Z zainteresowaniem zapoznałem się z artykułem Nadzorca pod lupą swoich mocodawców (Puls Biznesu z 14 września 2006 roku), w którym została poruszona tylko mała część istotnych zagadnień związanych z nadzorem w spółkach prawa handlowego.
Z mojego doświadczenia wynika, że bardzo wielu członków rad nadzorczych nie wie dokładnie, jaka jest ich rola. Nie znają swoich obowiązków i uprawnień. Nie wiedzą, jak praktycznie wykonywać nadzór kontrolę w spółce, w której zasiadają jako członkowie rady nadzorczej. Szczególnie w spółkach, które powstały na podstawie tzw. leasingu pracowniczego członkowie władz nie mają doświadczenia korporacyjnego. Spotyka się członków zarządu, którzy uważają (i mówią to), że rada nadzorcza jest do radzenia, jaką ma podjąć decyzje zarząd, a kontrola zarządu może odbywać się na przykład przy okazji oceny sprawozdania zarządu przed walnym zgromadzeniem.

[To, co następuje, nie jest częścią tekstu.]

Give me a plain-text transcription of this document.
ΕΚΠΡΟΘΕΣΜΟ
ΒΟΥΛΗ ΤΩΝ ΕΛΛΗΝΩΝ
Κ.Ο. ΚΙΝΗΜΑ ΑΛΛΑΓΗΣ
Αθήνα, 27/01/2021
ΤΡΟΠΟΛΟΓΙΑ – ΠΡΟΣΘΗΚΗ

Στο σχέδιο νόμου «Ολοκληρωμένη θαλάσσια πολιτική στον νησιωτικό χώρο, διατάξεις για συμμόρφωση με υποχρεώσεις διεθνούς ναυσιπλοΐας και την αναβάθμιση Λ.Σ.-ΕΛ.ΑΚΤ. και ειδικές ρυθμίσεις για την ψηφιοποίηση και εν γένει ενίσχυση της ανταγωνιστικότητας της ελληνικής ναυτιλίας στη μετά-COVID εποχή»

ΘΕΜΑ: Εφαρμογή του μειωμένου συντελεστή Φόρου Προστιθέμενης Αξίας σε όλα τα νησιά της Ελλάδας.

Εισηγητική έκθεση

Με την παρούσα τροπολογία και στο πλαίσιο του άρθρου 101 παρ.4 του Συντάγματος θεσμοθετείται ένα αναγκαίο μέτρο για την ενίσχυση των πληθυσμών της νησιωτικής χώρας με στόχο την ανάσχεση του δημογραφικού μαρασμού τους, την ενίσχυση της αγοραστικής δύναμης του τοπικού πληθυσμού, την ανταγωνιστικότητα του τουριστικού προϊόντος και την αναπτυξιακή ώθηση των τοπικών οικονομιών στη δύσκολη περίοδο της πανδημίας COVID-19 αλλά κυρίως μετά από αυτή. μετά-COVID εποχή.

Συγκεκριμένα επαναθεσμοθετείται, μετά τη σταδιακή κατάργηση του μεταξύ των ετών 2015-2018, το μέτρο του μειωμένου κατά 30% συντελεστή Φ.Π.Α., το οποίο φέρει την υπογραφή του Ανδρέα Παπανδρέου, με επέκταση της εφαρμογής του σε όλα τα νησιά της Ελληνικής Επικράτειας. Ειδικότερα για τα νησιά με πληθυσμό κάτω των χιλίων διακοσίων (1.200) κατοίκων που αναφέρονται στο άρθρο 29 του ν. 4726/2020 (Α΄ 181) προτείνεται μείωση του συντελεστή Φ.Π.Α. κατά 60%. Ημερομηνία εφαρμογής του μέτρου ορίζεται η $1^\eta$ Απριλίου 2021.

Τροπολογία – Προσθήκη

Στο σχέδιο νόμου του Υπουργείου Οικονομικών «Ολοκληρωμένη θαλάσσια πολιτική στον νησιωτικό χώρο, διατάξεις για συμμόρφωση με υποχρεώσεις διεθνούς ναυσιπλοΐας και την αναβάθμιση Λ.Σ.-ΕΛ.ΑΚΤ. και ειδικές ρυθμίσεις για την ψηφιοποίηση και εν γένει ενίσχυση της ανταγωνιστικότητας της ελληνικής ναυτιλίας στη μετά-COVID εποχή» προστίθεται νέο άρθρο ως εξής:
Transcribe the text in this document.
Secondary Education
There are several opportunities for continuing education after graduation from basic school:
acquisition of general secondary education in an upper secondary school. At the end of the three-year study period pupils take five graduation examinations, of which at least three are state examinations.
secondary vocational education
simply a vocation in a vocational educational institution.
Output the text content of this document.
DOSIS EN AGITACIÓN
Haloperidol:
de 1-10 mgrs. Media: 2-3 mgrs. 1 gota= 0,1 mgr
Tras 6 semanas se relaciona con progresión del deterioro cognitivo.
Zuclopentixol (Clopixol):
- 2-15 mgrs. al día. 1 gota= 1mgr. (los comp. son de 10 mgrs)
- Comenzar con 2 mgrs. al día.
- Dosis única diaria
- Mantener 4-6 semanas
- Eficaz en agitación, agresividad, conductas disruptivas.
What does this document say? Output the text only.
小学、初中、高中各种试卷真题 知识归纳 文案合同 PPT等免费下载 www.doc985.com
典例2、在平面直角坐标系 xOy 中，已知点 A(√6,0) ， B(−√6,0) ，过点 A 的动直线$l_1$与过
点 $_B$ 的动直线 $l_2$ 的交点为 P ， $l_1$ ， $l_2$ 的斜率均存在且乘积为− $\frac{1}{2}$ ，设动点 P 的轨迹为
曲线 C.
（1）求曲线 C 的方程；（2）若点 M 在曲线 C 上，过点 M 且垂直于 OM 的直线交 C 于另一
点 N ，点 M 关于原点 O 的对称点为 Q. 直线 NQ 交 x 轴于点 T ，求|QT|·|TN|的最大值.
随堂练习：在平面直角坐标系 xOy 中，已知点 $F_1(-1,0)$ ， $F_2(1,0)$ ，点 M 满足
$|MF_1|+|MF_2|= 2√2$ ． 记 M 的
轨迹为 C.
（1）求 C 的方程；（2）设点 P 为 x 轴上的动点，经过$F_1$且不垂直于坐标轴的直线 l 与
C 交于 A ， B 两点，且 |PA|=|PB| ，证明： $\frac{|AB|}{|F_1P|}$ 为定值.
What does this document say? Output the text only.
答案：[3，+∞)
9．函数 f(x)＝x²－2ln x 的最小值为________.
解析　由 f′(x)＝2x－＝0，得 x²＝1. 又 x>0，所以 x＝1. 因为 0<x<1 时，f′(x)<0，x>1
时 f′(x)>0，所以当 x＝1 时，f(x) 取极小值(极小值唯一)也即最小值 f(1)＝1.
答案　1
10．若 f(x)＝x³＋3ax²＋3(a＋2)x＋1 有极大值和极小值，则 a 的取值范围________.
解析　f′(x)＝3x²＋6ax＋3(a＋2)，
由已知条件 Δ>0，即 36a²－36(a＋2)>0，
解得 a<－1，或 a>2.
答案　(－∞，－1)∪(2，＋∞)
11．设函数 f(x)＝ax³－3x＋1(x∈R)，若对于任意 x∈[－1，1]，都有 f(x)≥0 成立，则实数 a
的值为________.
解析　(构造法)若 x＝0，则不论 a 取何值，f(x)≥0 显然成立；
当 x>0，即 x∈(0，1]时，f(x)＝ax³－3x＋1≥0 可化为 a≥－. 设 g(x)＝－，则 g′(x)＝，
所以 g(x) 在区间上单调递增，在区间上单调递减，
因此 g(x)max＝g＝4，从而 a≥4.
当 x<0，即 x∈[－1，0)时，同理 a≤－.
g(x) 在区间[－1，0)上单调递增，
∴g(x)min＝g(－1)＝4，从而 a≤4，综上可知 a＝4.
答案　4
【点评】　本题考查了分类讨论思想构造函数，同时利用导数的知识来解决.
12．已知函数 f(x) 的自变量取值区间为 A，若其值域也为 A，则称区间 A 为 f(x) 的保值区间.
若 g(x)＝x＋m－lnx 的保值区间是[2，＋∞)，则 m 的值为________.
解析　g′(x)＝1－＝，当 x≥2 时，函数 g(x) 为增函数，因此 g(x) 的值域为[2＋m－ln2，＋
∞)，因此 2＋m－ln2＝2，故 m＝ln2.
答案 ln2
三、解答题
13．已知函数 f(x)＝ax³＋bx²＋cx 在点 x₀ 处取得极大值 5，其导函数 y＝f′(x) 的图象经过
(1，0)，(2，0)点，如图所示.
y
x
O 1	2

Oczywiście nie jest rozumiana różnica w sposobie nadzoru w razie przekształcenia spółki z ograniczoną odpowiedzialnością w spółkę akcyjną.
Z drugiej strony, członkowie rad nadzorczych mogą nie wiedzieć, jak nadzorować spółkę. O ile zapoznali się z kodeksem spółek handlowych, o tyle nie znajdują w nim konkretnych instrukcji postępowania, jak się powinno nadzorować. Niejednokrotnie spotyka się jednak członków władz, którzy nie zapoznali się w ogóle z kodeksem, a wtedy już trudno mówić o profesjonalnym nadzorze.